Grey-Poupon dates from 1777 and the brand is omnipresent in the US, where the rights are owned by Kraft Heinz; the version sold here, though it’s called “Dijon,” tastes to me closer to ballpark. Maille, which was founded in 1747 and is owned by Unilever, also calls itself “Dijon,” and it does taste like it. “Moutarde de Meaux” — “mustard from Meaux,” the town that also gives its name to Brie de Meaux (and is not in Burgundy, thus the mustard is not Dijon) — is a trade name of the business started by the Pommery family, whose name is also on the label. The four ingredients are water, mustard seed, vinegar (unspecified), salt, spices, and no sulfites. It’s a good mustard. Edmond Fallot in Burgundy calls itself “Moutarde de Beaune,” rather than “Dijon,” and it has the top reputation. The jars I’ve bought over time in the US, unfortunately, have rarely seemed fresh; the sharpest and cleanest was one I bought directly at the warehouse of a distributor. The ingredients include spirit vinegar, sulfite, citric acid, and turmeric. Admirably, the mustard seed is raised in Burgundy.
For reasons of easy availability and price, I’ve been buying Maille. The jar I got a few days ago in Quebec (a mere 500 ml) listed water, mustard seed, white vinegar, salt, citric acid, and sulfites — no herbs or spices. It tasted fresh though less pungent than the jar I once bought at the Maille shop in Paris. As I was reading labels, I noticed that the Quebec jar said “Product of France,” while the US one said “Product of Canada”! The “best by” dates were close, April 30, 2025 for the Quebec jar and May 28, 2025 for the US. The French was slightly yellower, so I held a one-person, eyes-closed tasting with someone to hand me the tastes, a series of three of each. They were similar. Both, I thought, had a hint of garlic, but the made-in-Canada product was less hot and had a peculiar spice. I picked it out immediately in a retaste. The French wasn’t just hotter, its acidity was more pleasing and its flavor was deeper. It was more delicious.
Even if you wish that some of the ingredients of the famous brands were a little different, the mustard is fun. A big jar may seem at odds with the idea of freshness, but you use it more quickly. Jump in, buy a big pot, and you have plenty for vinaigrettes and cream dressings; for egg, potato, and carrot salads and céleri rémoulade; for lapin à la moutarde and rognons de veau à la moutarde; and to go with jambon persillé and other charcuterie. Mustard and lettuce are to me indispensable in a sandwich of leftover grilled steak. Mustard goes with any simply cooked or leftover meat or fish; it’s excellent with canned sardines.

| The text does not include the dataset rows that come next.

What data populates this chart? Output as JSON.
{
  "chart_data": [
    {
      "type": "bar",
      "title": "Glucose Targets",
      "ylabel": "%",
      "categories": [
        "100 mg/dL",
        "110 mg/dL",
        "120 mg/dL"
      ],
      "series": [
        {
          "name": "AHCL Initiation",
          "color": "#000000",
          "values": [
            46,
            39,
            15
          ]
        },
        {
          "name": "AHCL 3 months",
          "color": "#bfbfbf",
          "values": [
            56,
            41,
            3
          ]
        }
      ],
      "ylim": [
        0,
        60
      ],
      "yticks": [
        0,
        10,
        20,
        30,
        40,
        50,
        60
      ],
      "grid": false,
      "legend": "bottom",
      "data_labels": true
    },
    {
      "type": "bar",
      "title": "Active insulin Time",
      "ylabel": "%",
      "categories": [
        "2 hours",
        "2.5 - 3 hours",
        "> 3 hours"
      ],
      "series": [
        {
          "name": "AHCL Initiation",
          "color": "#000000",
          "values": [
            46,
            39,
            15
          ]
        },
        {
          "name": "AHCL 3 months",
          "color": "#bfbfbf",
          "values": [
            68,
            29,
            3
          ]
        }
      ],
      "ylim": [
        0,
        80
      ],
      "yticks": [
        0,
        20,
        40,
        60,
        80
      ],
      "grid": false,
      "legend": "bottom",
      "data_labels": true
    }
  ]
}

Salt and acidity preserve mustard, but even a never-opened jar gradually loses flavor and fire. I keep mustard in the refrigerator to slow the loss. If you open a new or old jar and see a little separation, that means only that nothing has been added to keep things in suspension, which is good. Just stir the mustard together again. The key tactic for flavor: buy the freshest jar you can find. ●
I am a solid Fallot fan. I buy a gallon sized tub for $20 which lasts a long while, even at the rate we eat mustard (vinaigrettes, carrot salad, etc).
Sounds like a research trip to Dijon is in order to locate some smaller producers!